CleanSpark is doing the opposite, raising debt-like capital with a simultaneous buyback, signaling confidence that future hashrate and Bitcoin holdings justify current equity valuations.

AI side quests: diversification or narrative sugar?

CleanSpark’s use of proceeds explicitly includes “data center infrastructure” and AI or HPC capacity. That language mirrors a broader industry trend as Core Scientific, Iris Energy, Hut 8, and TeraWulf pitch HPC and AI hosting as higher-margin uses for their power and infrastructure.

The market has grown skeptical of “AI pivot” slides without signed contracts and transparent unit economics.

The framework to judge whether this is real diversification comes down to the revenue structure. Will the AI builds be contracted, dollar-denominated, multi-year agreements that de-risk revenue? Or is this “we might host AI someday” optionality that competes with Bitcoin mining for capital but doesn’t deliver near-term cash flows?

AI and HPC hosting can generate steady, predictable revenue if appropriately contracted. However, those dollars compete directly with the incremental Bitcoin mined per megawatt, as well as the optionality value of holding self-mined Bitcoin in the treasury.

Every dollar CleanSpark spends building AI capacity is a dollar not deployed into hashpower, and the return profile is fundamentally different.

Bitcoin mining offers leveraged exposure to Bitcoin price appreciation. AI hosting offers utility-like revenue with lower volatility but also lower upside.

Separating narrative from cash flows

The pro forma capital stack now includes roughly $640 million in existing debt, plus $1.15 billion in new convertible debt, against equity, and a Bitcoin treasury worth approximately $1.25 billion at $103,000 per Bitcoin.

No interest expense in the near term helps margins, but the equity overhang looms if CleanSpark trades well above the $19.16 conversion price.

Return on invested capital plays out in two scenarios. The bull case rests on Bitcoin staying at or above $100,000, the hash price stabilizing, and the added exahashes, combined with cheap zero-percent notes, creating strong free cash flow leverage.

On the other hand, the bear case involves Bitcoin dropping or the hash price compressing further as more hashrate comes online, new capacity earns less, and dilution risk materializes with weaker equity.

The rise signals consolidation phase conditions. Cheap capital and top-quartile power costs are the main moats now. Hashpower is becoming institutionalized, with zero-percent converts, along with large Bitcoin treasuries, blurring the line between miners and structured Bitcoin funds.

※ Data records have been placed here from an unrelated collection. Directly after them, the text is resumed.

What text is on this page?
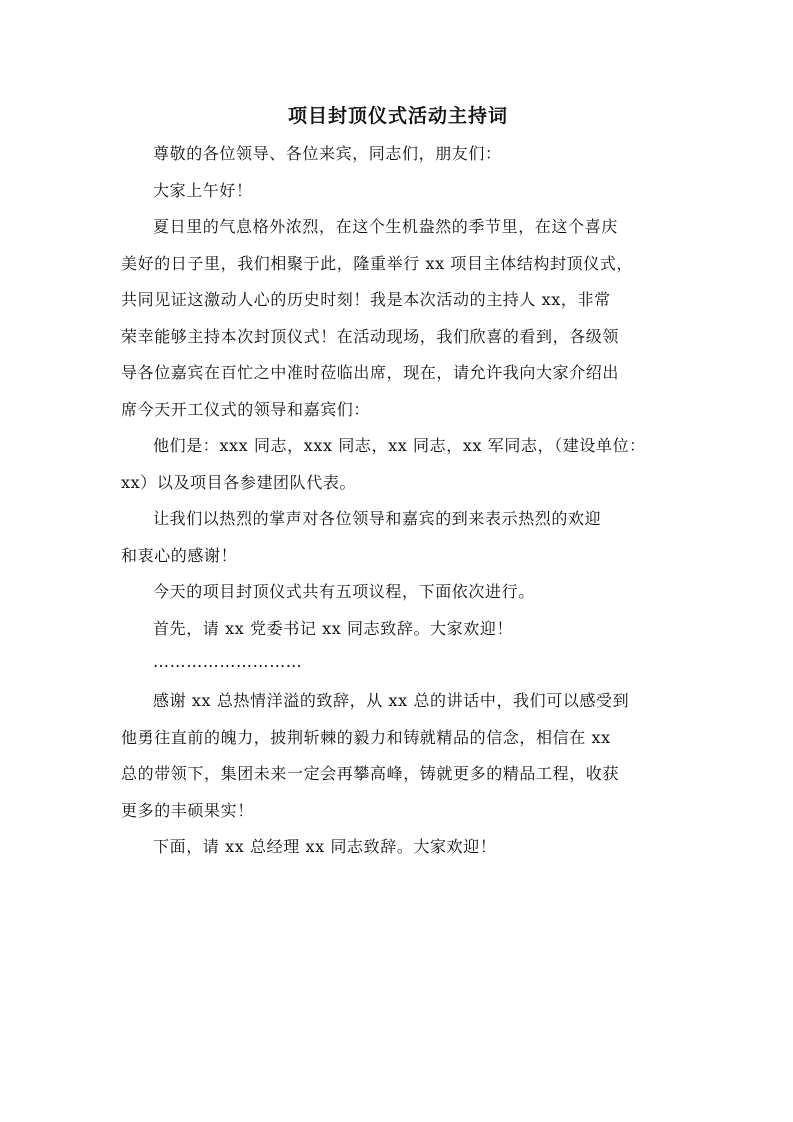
项目封顶仪式活动主持词

尊敬的各位领导、各位来宾，同志们，朋友们：

大家上午好！

夏日里的气息格外浓烈，在这个生机盎然的季节里，在这个喜庆
美好的日子里，我们相聚于此，隆重举行 xx 项目主体结构封顶仪式，
共同见证这激动人心的历史时刻！我是本次活动的主持人 xx，非常
荣幸能够主持本次封顶仪式！在活动现场，我们欣喜的看到，各级领
导各位嘉宾在百忙之中准时莅临出席，现在，请允许我向大家介绍出
席今天开工仪式的领导和嘉宾们：

他们是：xxx 同志，xxx 同志，xx 同志，xx 军同志，（建设单位：
xx）以及项目各参建团队代表。

让我们以热烈的掌声对各位领导和嘉宾的到来表示热烈的欢迎
和衷心的感谢！

今天的项目封顶仪式共有五项议程，下面依次进行。

首先，请 xx 党委书记 xx 同志致辞。大家欢迎！

………………………

感谢 xx 总热情洋溢的致辞，从 xx 总的讲话中，我们可以感受到
他勇往直前的魄力，披荆斩棘的毅力和铸就精品的信念，相信在 xx
总的带领下，集团未来一定会再攀高峰，铸就更多的精品工程，收获
更多的丰硕果实！

下面，请 xx 总经理 xx 同志致辞。大家欢迎！
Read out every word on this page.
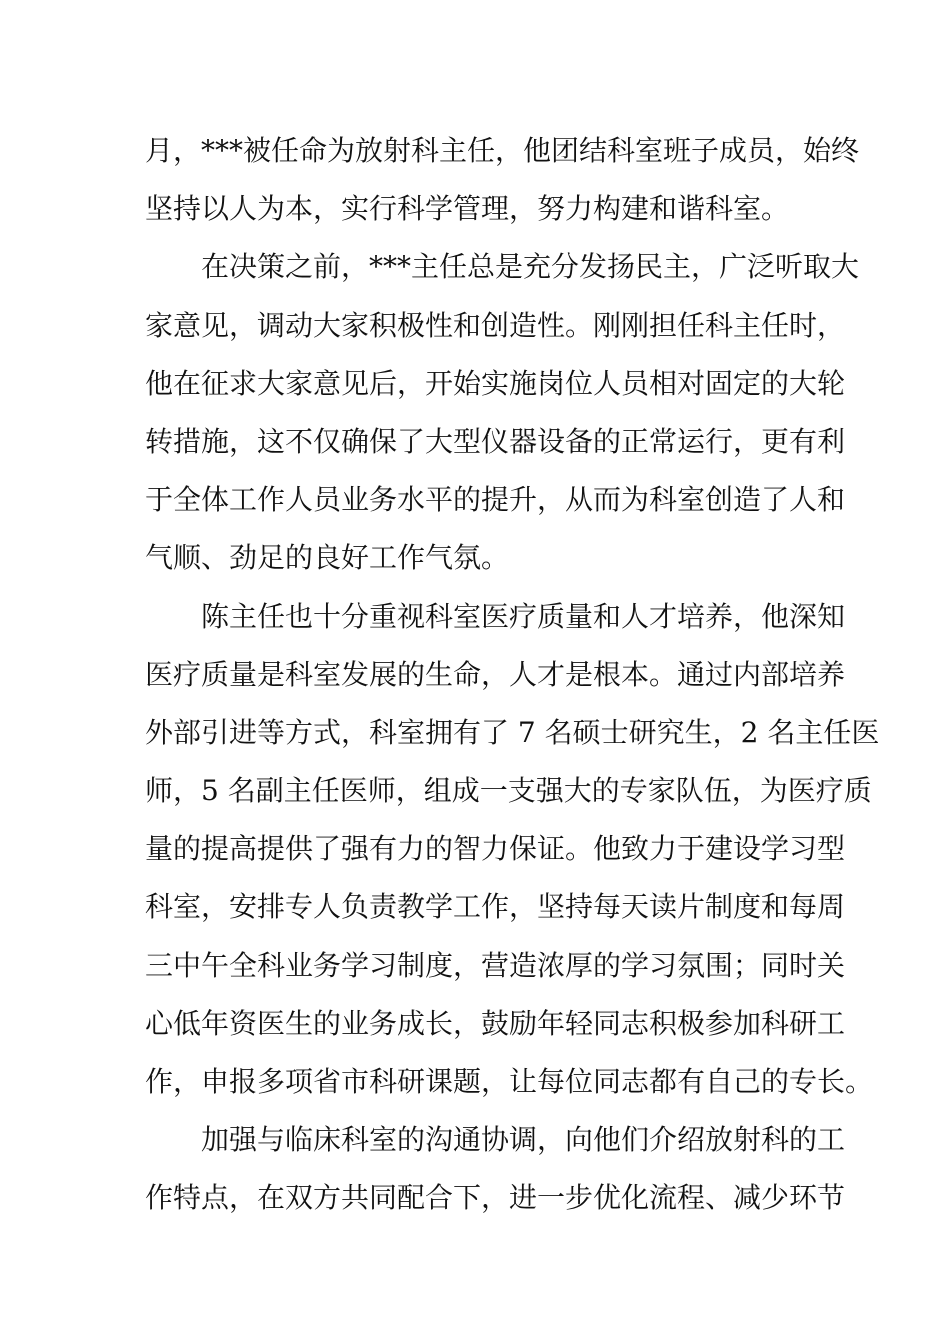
月，***被任命为放射科主任，他团结科室班子成员，始终
坚持以人为本，实行科学管理，努力构建和谐科室。
在决策之前，***主任总是充分发扬民主，广泛听取大
家意见，调动大家积极性和创造性。刚刚担任科主任时，
他在征求大家意见后，开始实施岗位人员相对固定的大轮
转措施，这不仅确保了大型仪器设备的正常运行，更有利
于全体工作人员业务水平的提升，从而为科室创造了人和
气顺、劲足的良好工作气氛。
陈主任也十分重视科室医疗质量和人才培养，他深知
医疗质量是科室发展的生命，人才是根本。通过内部培养
外部引进等方式，科室拥有了 7 名硕士研究生，2 名主任医
师，5 名副主任医师，组成一支强大的专家队伍，为医疗质
量的提高提供了强有力的智力保证。他致力于建设学习型
科室，安排专人负责教学工作，坚持每天读片制度和每周
三中午全科业务学习制度，营造浓厚的学习氛围；同时关
心低年资医生的业务成长，鼓励年轻同志积极参加科研工
作，申报多项省市科研课题，让每位同志都有自己的专长。
加强与临床科室的沟通协调，向他们介绍放射科的工
作特点，在双方共同配合下，进一步优化流程、减少环节
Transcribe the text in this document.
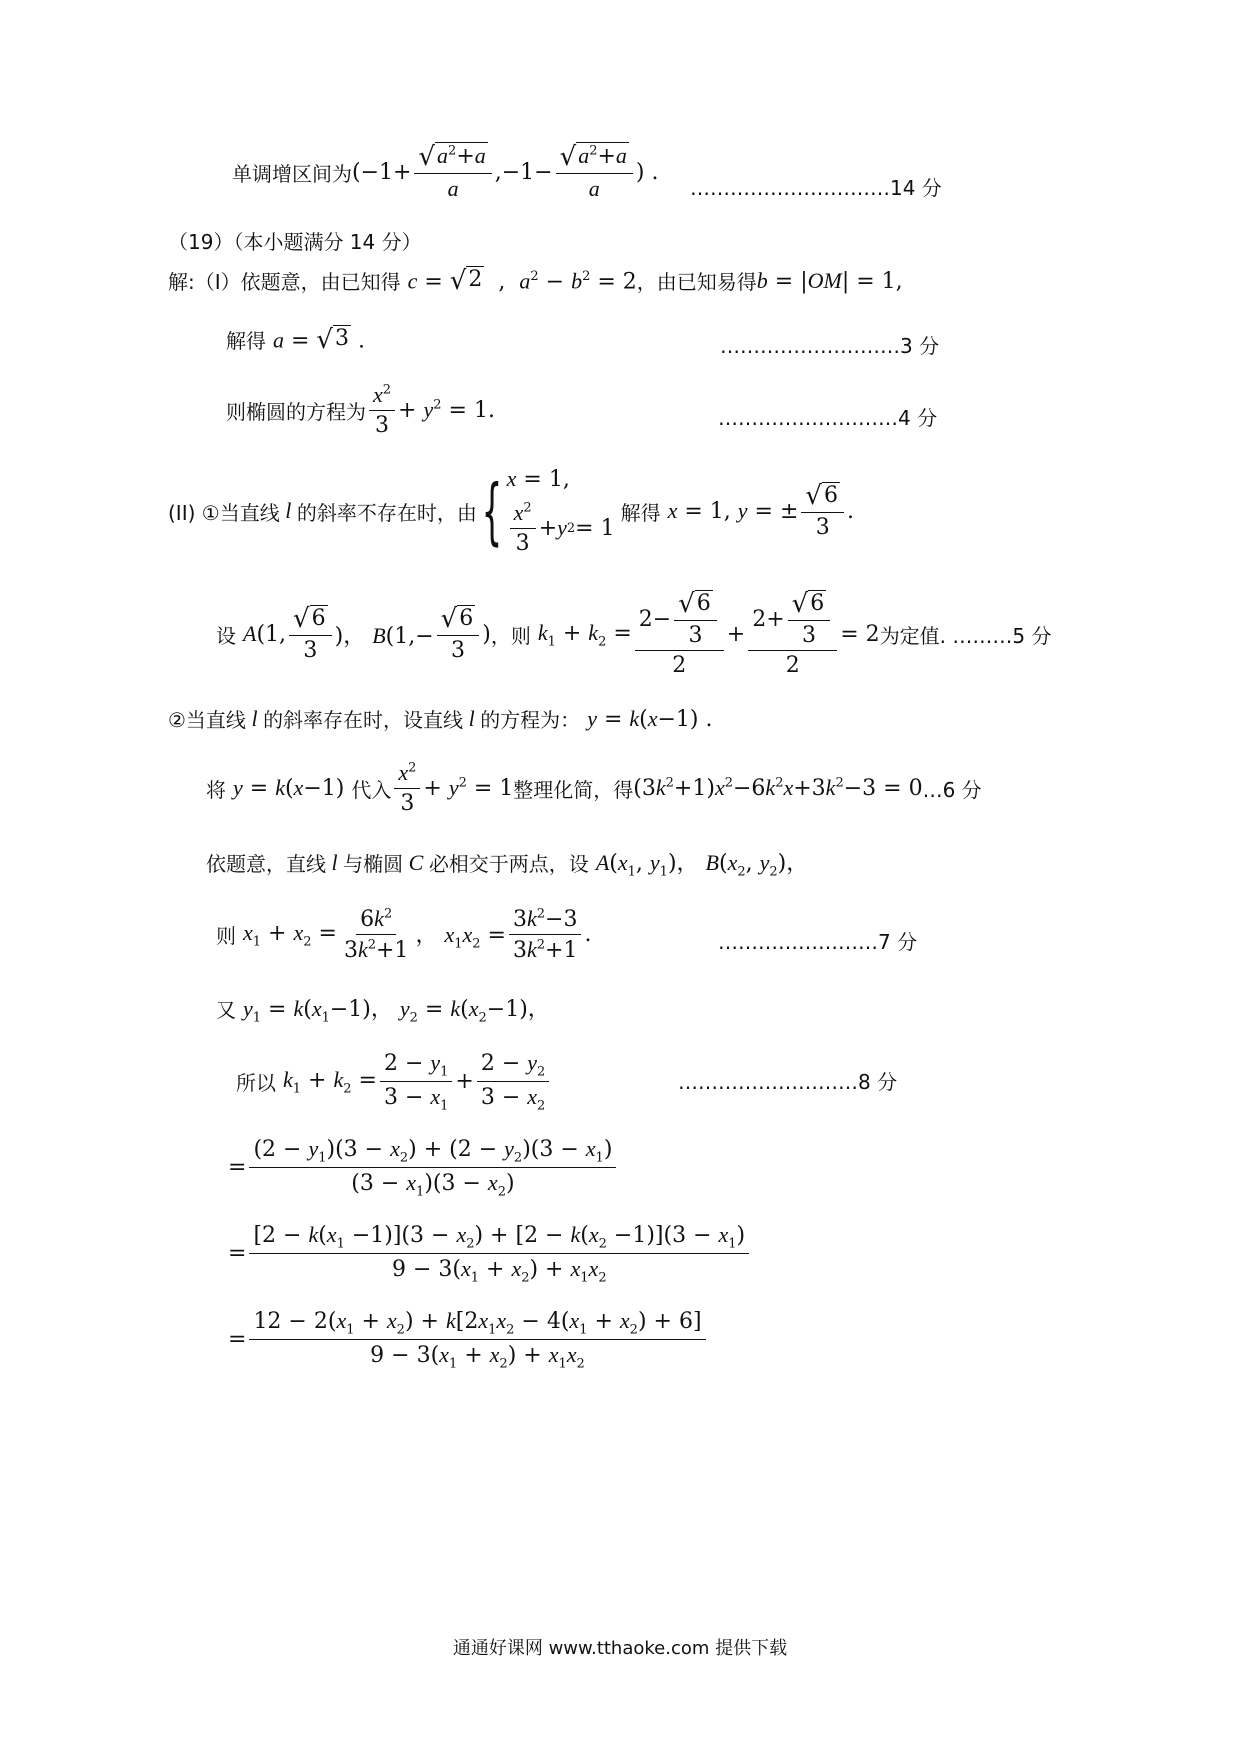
单调增区间为 ($-1+ \frac{√ a^2+a}{a} ,-1- \frac{√ a^2+a}{a}$ ) .
…………………………14 分
（19）（本小题满分 14 分）
解:（Ⅰ）依题意，由已知得 c = √ 2 ,  $a^2 - b^2 = 2$ ，由已知易得 b = |OM| = 1,
解得 a = √ 3 .	………………………3 分
则椭圆的方程为 $\frac{x^2}{3} + y^2 = 1$.	………………………4 分
(II) ①当直线 l 的斜率不存在时，由 { x = 1,
$\frac{x^2}{3} + y$ 2 = 1
解得 x = 1, y = ± $\frac{√ 6}{3}$ .
设 A(1, $\frac{√ 6}{3}$ )， $B(1,- \frac{√ 6}{3}$ ) ，则 $k_1 + k_2 = \frac{2- \frac{√ 6}{3}}{2} + \frac{2+ \frac{√ 6}{3}}{2} = 2$ 为定值. ………5 分
②当直线 l 的斜率存在时，设直线 l 的方程为： y = k(x−1) .
将 y = k(x−1) 代入 $\frac{x^2}{3} + y^2 = 1$ 整理化简，得 $(3k^2+1)x^2-6k^2x+3k^2-3 = 0$ …6 分
依题意，直线 l 与椭圆 C 必相交于两点，设 $A(x_1$, $y_1$)， $B(x_2$, $y_2$)，
则 $x_1 + x_2 = \frac{6k^2}{3k^2+1}$ ， $x_1x_2 = \frac{3k^2-3}{3k^2+1}$ .	……………………7 分
又 $y_1 = k(x_1-1)$， $y_2 = k(x_2-1)$，
所以 $k_1 + k_2 = \frac{2 - y_1}{3 - x_1} + \frac{2 - y_2}{3 - x_2}$	………………………8 分
= $\frac{(2 - y_1)(3 - x_2) + (2 - y_2)(3 - x_1)}{(3 - x_1)(3 - x_2)}$
= $\frac{[2 - k(x_1 -1)](3 - x_2) + [2 - k(x_2 -1)](3 - x_1)}{9 - 3(x_1 + x_2) + x_1x_2}$
= $\frac{12 - 2(x_1 + x_2) + k[2x_1x_2 - 4(x_1 + x_2) + 6]}{9 - 3(x_1 + x_2) + x_1x_2}$
通通好课网 www.tthaoke.com 提供下载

CleanSpark is effectively borrowing against future mining capacity and Bitcoin holdings, treating the operation as infrastructure-backed financing rather than a speculative venture capital investment.

That’s not about survival capital. It’s the cost of entry to being structurally relevant in a one-zettahash world.

The miners who can’t access this kind of capital are getting acquired or shut down. Every dollar now has to clear a much higher hurdle than “hashrate goes up.” The narrative is tidy, and the cash flows will tell the real story.